DANILO MACEDO
AGÊNCIA BRASIL
O Brasil deve fechar este ano com o beneficiamento de 39,47 milhões de sacas de 60 quilos de café. O resultado, apresentado nesta quarta-feira (16) pela Companhia Nacional de Abastecimento (Conab), na quarta e última estimativa da safra 2009 do produto, é o melhor dos últimos dez anos em biênios de baixa, superando em 9,4% o de 2007. O café é uma cultura bianual e tem alternância entre um ano de alta e outro de baixa produtividade.
Em 2008 foram beneficiadas 45,99 milhões de toneladas de café, enquanto em 2007, esse número não passou de 36,07 milhões de toneladas. Embora alguns analistas e segmentos do setor já estimem uma produção de até 55 milhões de sacas para 2010, o ministro da Agricultura, Reinhold Stephanes, disse que fazer uma previsão dessas é irresponsabilidade.
“Não quero chutar, mas com certeza ficará longe desse número. A chuva não é ruim, mas o problema é que houve várias floradas e terá amadurecimento em momentos diferentes”, afirmou Stephanes, explicando que o excesso de chuva em algumas épocas deve frustrar as previsões mais otimistas.
Na safra atual, segundo a Conab, o excesso de chuva dos últimos meses coincidiu com as fases de maturação e colheita do grão e comprometeu os processos de colheita e secagem, resultando em um maior volume de café com qualidade inferior.
Em relação ao preço do café, entretanto, o ministro acredita que o governo não precisará comprar os 10 milhões de sacas previstas, para formação de estoques públicos, caso o valor do produto não reagisse. Ele afirmou que os recursos para isso estão reservados, mas alguns fatores, além da intervenção governamental, estão influenciando o aumento do preço.
Alguns grandes produtores, como a Colômbia e a Índia, devem reduzir sua produção em até 40%, levando a um aumento das exportações brasileiras, que devem chegar a 31 milhões de sacas neste ano.

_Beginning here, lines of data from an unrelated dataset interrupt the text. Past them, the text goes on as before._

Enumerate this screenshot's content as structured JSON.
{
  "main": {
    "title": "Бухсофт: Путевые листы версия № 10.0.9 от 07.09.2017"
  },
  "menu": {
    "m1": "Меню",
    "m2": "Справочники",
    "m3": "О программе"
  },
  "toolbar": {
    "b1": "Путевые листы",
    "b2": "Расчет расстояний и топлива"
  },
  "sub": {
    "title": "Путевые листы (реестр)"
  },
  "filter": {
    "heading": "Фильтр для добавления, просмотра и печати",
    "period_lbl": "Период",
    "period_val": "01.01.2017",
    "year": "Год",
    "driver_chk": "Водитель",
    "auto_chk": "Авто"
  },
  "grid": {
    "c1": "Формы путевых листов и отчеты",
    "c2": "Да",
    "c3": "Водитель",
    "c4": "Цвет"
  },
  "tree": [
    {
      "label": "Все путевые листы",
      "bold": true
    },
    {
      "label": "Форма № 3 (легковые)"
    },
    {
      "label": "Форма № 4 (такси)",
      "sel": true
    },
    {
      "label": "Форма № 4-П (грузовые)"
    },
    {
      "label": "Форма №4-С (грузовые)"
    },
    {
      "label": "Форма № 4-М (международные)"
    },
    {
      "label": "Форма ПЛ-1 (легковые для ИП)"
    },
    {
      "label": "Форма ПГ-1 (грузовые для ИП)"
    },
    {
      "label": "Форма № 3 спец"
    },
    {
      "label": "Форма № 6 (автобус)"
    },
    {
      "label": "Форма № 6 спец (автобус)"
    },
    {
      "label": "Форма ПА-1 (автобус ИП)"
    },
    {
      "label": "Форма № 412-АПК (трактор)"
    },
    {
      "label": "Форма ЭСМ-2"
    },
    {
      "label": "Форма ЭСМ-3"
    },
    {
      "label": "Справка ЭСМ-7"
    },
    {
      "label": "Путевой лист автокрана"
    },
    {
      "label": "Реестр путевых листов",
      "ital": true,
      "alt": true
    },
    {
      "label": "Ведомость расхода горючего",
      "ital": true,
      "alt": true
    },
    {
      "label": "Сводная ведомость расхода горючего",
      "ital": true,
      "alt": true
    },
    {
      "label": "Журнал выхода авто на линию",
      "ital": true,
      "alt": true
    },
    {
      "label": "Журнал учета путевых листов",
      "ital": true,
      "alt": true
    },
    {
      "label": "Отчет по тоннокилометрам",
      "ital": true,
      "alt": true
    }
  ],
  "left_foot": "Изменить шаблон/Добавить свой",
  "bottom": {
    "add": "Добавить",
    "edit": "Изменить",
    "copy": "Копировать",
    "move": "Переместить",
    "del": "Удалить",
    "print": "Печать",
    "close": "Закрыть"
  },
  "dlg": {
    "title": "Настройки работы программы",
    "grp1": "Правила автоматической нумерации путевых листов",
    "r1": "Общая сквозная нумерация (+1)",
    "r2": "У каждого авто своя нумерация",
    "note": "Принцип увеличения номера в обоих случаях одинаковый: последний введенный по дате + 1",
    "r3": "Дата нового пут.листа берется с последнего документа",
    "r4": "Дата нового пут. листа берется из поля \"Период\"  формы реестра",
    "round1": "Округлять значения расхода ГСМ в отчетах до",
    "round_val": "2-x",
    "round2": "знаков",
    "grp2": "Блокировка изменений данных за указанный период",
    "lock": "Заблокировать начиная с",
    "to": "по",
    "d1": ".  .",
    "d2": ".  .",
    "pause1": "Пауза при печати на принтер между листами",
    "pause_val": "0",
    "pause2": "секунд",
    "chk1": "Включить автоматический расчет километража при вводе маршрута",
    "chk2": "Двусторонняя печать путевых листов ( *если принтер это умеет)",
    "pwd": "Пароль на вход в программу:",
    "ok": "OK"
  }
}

Isso leva a crer, segundo Stephanes, que os estoques mundiais vão se reduzir nos próximos anos, elevando o preço do café.
“Partimos do raciocínio de que daqui a três ou quatro anos haverá uma produção muito mais apertada em relação à demanda e, para daqui a cinco anos a previsão é de que vamos ter um ligeiro desequilíbrio, de mais demanda do que oferta, e isso nos sinaliza, pelo menos a médio e longo prazo a melhoria de preço”, afirmou.
Dos 39,47 milhões de sacas colhidas em 2009, 73,1% são de café arábica e 26,9% de café conilon. Os cafezais ocuparam uma área de 2,17 milhões de hectares, 76,89 mil hectares a menos que em 2008.
O maior estado produtor é Minas Gerais, com 1 milhão de hectares plantados, dos quais 98,6% com café arábica. Em segundo lugar vem o Espírito Santo, com 479,8 mil hectares. A pesquisa de campo foi realizada entre os dias 23 de novembro e 4 de dezembro por 189 técnicos da estatal e de órgãos conveniados.